“Gente quer saber o um”

A consciência da espiritualidade é um dos pilares da condição humana. Não me refiro à espiritualidade vulgar, hierarquizada, opressora, punitivista, que se manifesta em religiões, crenças e cultos, mas à verdadeira, à única, a que nos vincula ao Universo e está presente na materialidade do planeta, viva, ativa e pulsante em nossa existência cotidiana.

As provas de que esta espiritualidade é real estão, literalmente, em todo e qualquer lugar — ela atravessa o Cosmos, as Galáxias, as Estrelas, nosso sistema Solar e esta Terra a que pertencemos. Para qualquer ponto que olhemos, tal qual um fractal (padrão geométrico que se repete em diferentes escalas, com cada parte menor sendo uma cópia do todo, um conceito conhecido como autossimilaridade), a espiritualidade lá está.

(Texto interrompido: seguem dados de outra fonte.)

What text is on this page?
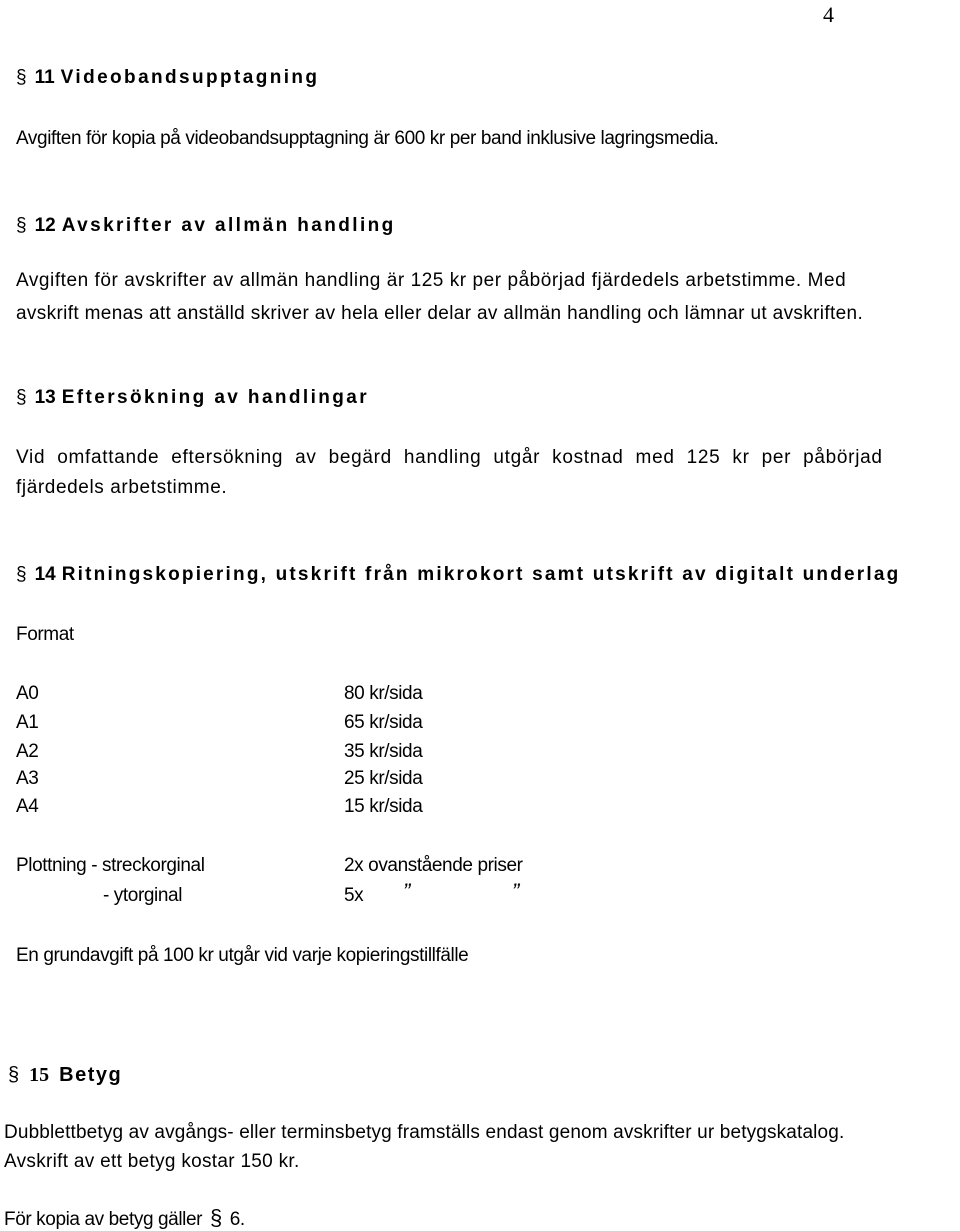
4
§ 11 Videobandsupptagning
Avgiften för kopia på videobandsupptagning är 600 kr per band inklusive lagringsmedia.
§ 12 Avskrifter av allmän handling
Avgiften för avskrifter av allmän handling är 125 kr per påbörjad fjärdedels arbetstimme. Med
avskrift menas att anställd skriver av hela eller delar av allmän handling och lämnar ut avskriften.
§ 13 Eftersökning av handlingar
Vid omfattande eftersökning av begärd handling utgår kostnad med 125 kr per påbörjad
fjärdedels arbetstimme.
§ 14 Ritningskopiering, utskrift från mikrokort samt utskrift av digitalt underlag
Format
A0	80 kr/sida
A1	65 kr/sida
A2	35 kr/sida
A3	25 kr/sida
A4	15 kr/sida
Plottning - streckorginal	2x ovanstående priser
- ytorginal	5x ”	”
En grundavgift på 100 kr utgår vid varje kopieringstillfälle
§ 15 Betyg
Dubblettbetyg av avgångs- eller terminsbetyg framställs endast genom avskrifter ur betygskatalog.
Avskrift av ett betyg kostar 150 kr.
För kopia av betyg gäller § 6.
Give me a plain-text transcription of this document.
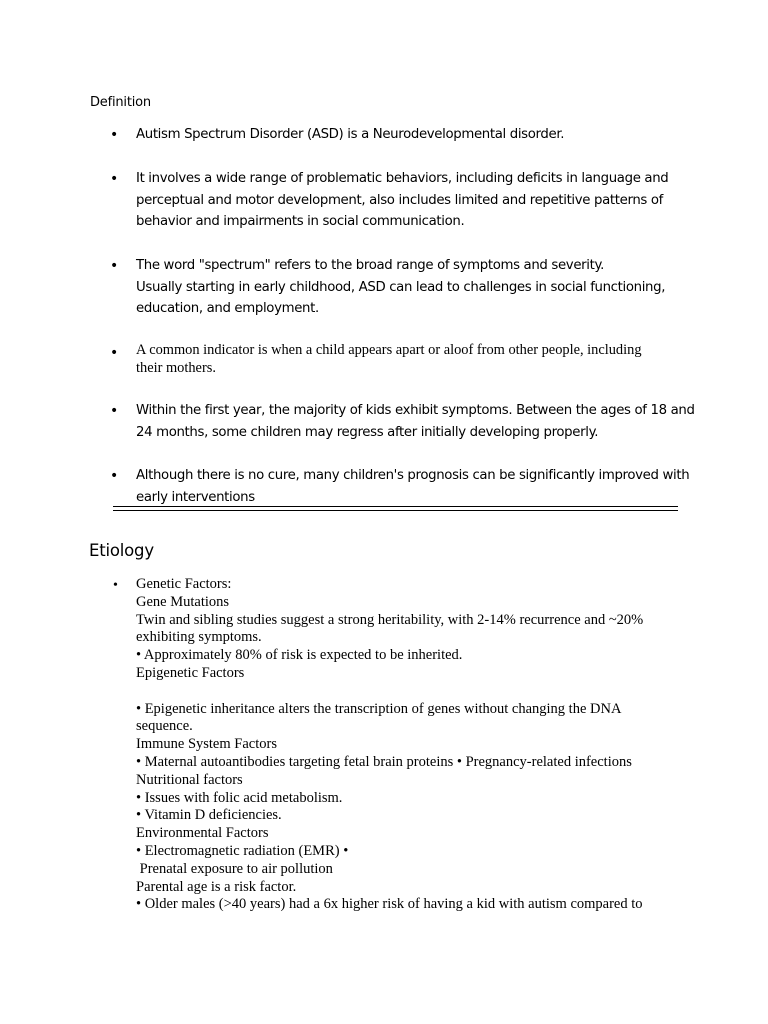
Definition
• Autism Spectrum Disorder (ASD) is a Neurodevelopmental disorder.
• It involves a wide range of problematic behaviors, including deficits in language and
perceptual and motor development, also includes limited and repetitive patterns of
behavior and impairments in social communication.
• The word "spectrum" refers to the broad range of symptoms and severity.
Usually starting in early childhood, ASD can lead to challenges in social functioning,
education, and employment.
• A common indicator is when a child appears apart or aloof from other people, including
their mothers.
• Within the first year, the majority of kids exhibit symptoms. Between the ages of 18 and
24 months, some children may regress after initially developing properly.
• Although there is no cure, many children's prognosis can be significantly improved with
early interventions
Etiology
• Genetic Factors:
Gene Mutations
Twin and sibling studies suggest a strong heritability, with 2-14% recurrence and ~20%
exhibiting symptoms.
• Approximately 80% of risk is expected to be inherited.
Epigenetic Factors
• Epigenetic inheritance alters the transcription of genes without changing the DNA
sequence.
Immune System Factors
• Maternal autoantibodies targeting fetal brain proteins • Pregnancy-related infections
Nutritional factors
• Issues with folic acid metabolism.
• Vitamin D deficiencies.
Environmental Factors
• Electromagnetic radiation (EMR) •
Prenatal exposure to air pollution
Parental age is a risk factor.
• Older males (>40 years) had a 6x higher risk of having a kid with autism compared to
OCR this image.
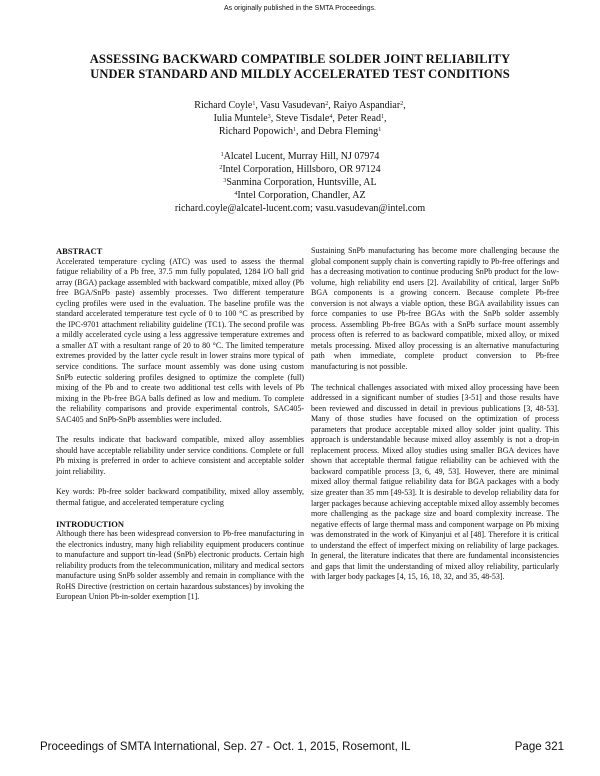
As originally published in the SMTA Proceedings.
ASSESSING BACKWARD COMPATIBLE SOLDER JOINT RELIABILITY
UNDER STANDARD AND MILDLY ACCELERATED TEST CONDITIONS
Richard Coyle$^1$, Vasu Vasudevan$^2$, Raiyo Aspandiar$^2$,
Iulia Muntele$^3$, Steve Tisdale$^4$, Peter Read$^1$,
Richard Popowich$^1$, and Debra Fleming$^1$
$^1$Alcatel Lucent, Murray Hill, NJ 07974
$^2$Intel Corporation, Hillsboro, OR 97124
$^3$Sanmina Corporation, Huntsville, AL
$^4$Intel Corporation, Chandler, AZ
richard.coyle@alcatel-lucent.com; vasu.vasudevan@intel.com
ABSTRACT

Accelerated temperature cycling (ATC) was used to assess the thermal fatigue reliability of a Pb free, 37.5 mm fully populated, 1284 I/O ball grid array (BGA) package assembled with backward compatible, mixed alloy (Pb free BGA/SnPb paste) assembly processes. Two different temperature cycling profiles were used in the evaluation. The baseline profile was the standard accelerated temperature test cycle of 0 to 100 °C as prescribed by the IPC-9701 attachment reliability guideline (TC1). The second profile was a mildly accelerated cycle using a less aggressive temperature extremes and a smaller ∆T with a resultant range of 20 to 80 °C. The limited temperature extremes provided by the latter cycle result in lower strains more typical of service conditions. The surface mount assembly was done using custom SnPb eutectic soldering profiles designed to optimize the complete (full) mixing of the Pb and to create two additional test cells with levels of Pb mixing in the Pb-free BGA balls defined as low and medium. To complete the reliability comparisons and provide experimental controls, SAC405-SAC405 and SnPb-SnPb assemblies were included.

The results indicate that backward compatible, mixed alloy assemblies should have acceptable reliability under service conditions. Complete or full Pb mixing is preferred in order to achieve consistent and acceptable solder joint reliability.

Key words: Pb-free solder backward compatibility, mixed alloy assembly, thermal fatigue, and accelerated temperature cycling

INTRODUCTION

Although there has been widespread conversion to Pb-free manufacturing in the electronics industry, many high reliability equipment producers continue to manufacture and support tin-lead (SnPb) electronic products. Certain high reliability products from the telecommunication, military and medical sectors manufacture using SnPb solder assembly and remain in compliance with the RoHS Directive (restriction on certain hazardous substances) by invoking the European Union Pb-in-solder exemption [1].

Sustaining SnPb manufacturing has become more challenging because the global component supply chain is converting rapidly to Pb-free offerings and has a decreasing motivation to continue producing SnPb product for the low-volume, high reliability end users [2]. Availability of critical, larger SnPb BGA components is a growing concern. Because complete Pb-free conversion is not always a viable option, these BGA availability issues can force companies to use Pb-free BGAs with the SnPb solder assembly process. Assembling Pb-free BGAs with a SnPb surface mount assembly process often is referred to as backward compatible, mixed alloy, or mixed metals processing. Mixed alloy processing is an alternative manufacturing path when immediate, complete product conversion to Pb-free manufacturing is not possible.

The technical challenges associated with mixed alloy processing have been addressed in a significant number of studies [3-51] and those results have been reviewed and discussed in detail in previous publications [3, 48-53]. Many of those studies have focused on the optimization of process parameters that produce acceptable mixed alloy solder joint quality. This approach is understandable because mixed alloy assembly is not a drop-in replacement process. Mixed alloy studies using smaller BGA devices have shown that acceptable thermal fatigue reliability can be achieved with the backward compatible process [3, 6, 49, 53]. However, there are minimal mixed alloy thermal fatigue reliability data for BGA packages with a body size greater than 35 mm [49-53]. It is desirable to develop reliability data for larger packages because achieving acceptable mixed alloy assembly becomes more challenging as the package size and board complexity increase. The negative effects of large thermal mass and component warpage on Pb mixing was demonstrated in the work of Kinyanjui et al [48]. Therefore it is critical to understand the effect of imperfect mixing on reliability of large packages. In general, the literature indicates that there are fundamental inconsistencies and gaps that limit the understanding of mixed alloy reliability, particularly with larger body packages [4, 15, 16, 18, 32, and 35, 48-53].

Proceedings of SMTA International, Sep. 27 - Oct. 1, 2015, Rosemont, IL	Page 321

Não há quem desconheça sua existência, mesmo que se trate de pessoa comum, dita simplória, sem educação formal, pois estamos falando de um conhecimento intuitivo, que dispensa intermediações, inerente aos indivíduos de nossa espécie desde o primeiro choro, quando o ar invade os pulmões e o sistema nervoso é, literalmente, ligado ao Todo. Ao Um.

Por isso que o nascimento de uma criança é compreendido, em qualquer cultura, como um milagre, graças às potencialidades que aquele novo ser nos traz e oferece ao mundo dos fenômenos, este onde existimos. Não há nascimento sem alegria, sem estímulo, sem esperança por parte daqueles que recebem o novo ser. Todos sabem, embora não verbalizem, que um mistério ali se corporificou.

A consciência desse milagre está impressa e confirmada em nossa memória pessoal e coletiva; sabemos que ele aconteceu fruto do enigma de uma concepção, daquele átimo em que duas células, dois gametas complementares se uniram para constituir um indivíduo completo e pleno de vir a ser, sob as bênçãos do Desconhecido.

No melhor dos mundos, a consciência cósmica que o milagre do nascimento suscita seria preservada e nutrida, lançando adiante a compreensão transcendente da existência da espécie humana. Mas, como sabemos, não é isso que ocorre. Fieis às nossas “vãs filosofias”, imediatamente projetamos um futuro feliz e brilhante para o recém-chegado, a ele almejando a realização de tudo o que não fomos capazes de ser e construir em nossa existência mundana.

Ao seja, lançamos em seus ombros nossas frustrações e o peso de uma civilização fracassada, sedimentada em falsas expectativas, valores superficiais, certezas imodestas, ganhos passageiros, heranças de sucessivas gerações de seres espiritualmente pervertidos pelo medo de estarem sozinhos no espaço.

É neste exato instante que se inicia o processo de corrupção do novíssimo indivíduo, e ele perde a chance de incorporar sua real espiritualidade cósmica. Em seu lugar, lhe impingimos dogmas, mandamentos, superstições; religiões, crenças, cultos. E o milagre da grandeza humana se esgarça. E nossa espécie retroalimenta o conformismo desse simulacro de humanidade, essa vida de vanglórias.

Quase não há força interior que faça esse indivíduo desde o berço corrompido escapar da armadilha da História, como também não há vontade exterior — isto é, nas diferentes instituições de poder que constituem as sociedades — disposta a enfrentar tamanho desafio existencial.

O indivíduo, porque é refém de sua própria conveniência imediatista e vítima da manipulação promovida pelos grupos perpetuadores da submissão interesseira; as instituições de poder, porque enxergam na emancipação espiritual do ser humano uma ameaça à sua permanência, o que de fato é, pois quem se emancipa não se submete.

Resta-nos, como tenho dito, as possibilidades que se abrem a partir do caos em que estamos metidos. E para ilustrar, ocorre-me esta música de Caetano Veloso, onde já no primeiro verso está posto: “Gente olha pro céu, gente quer saber o um”.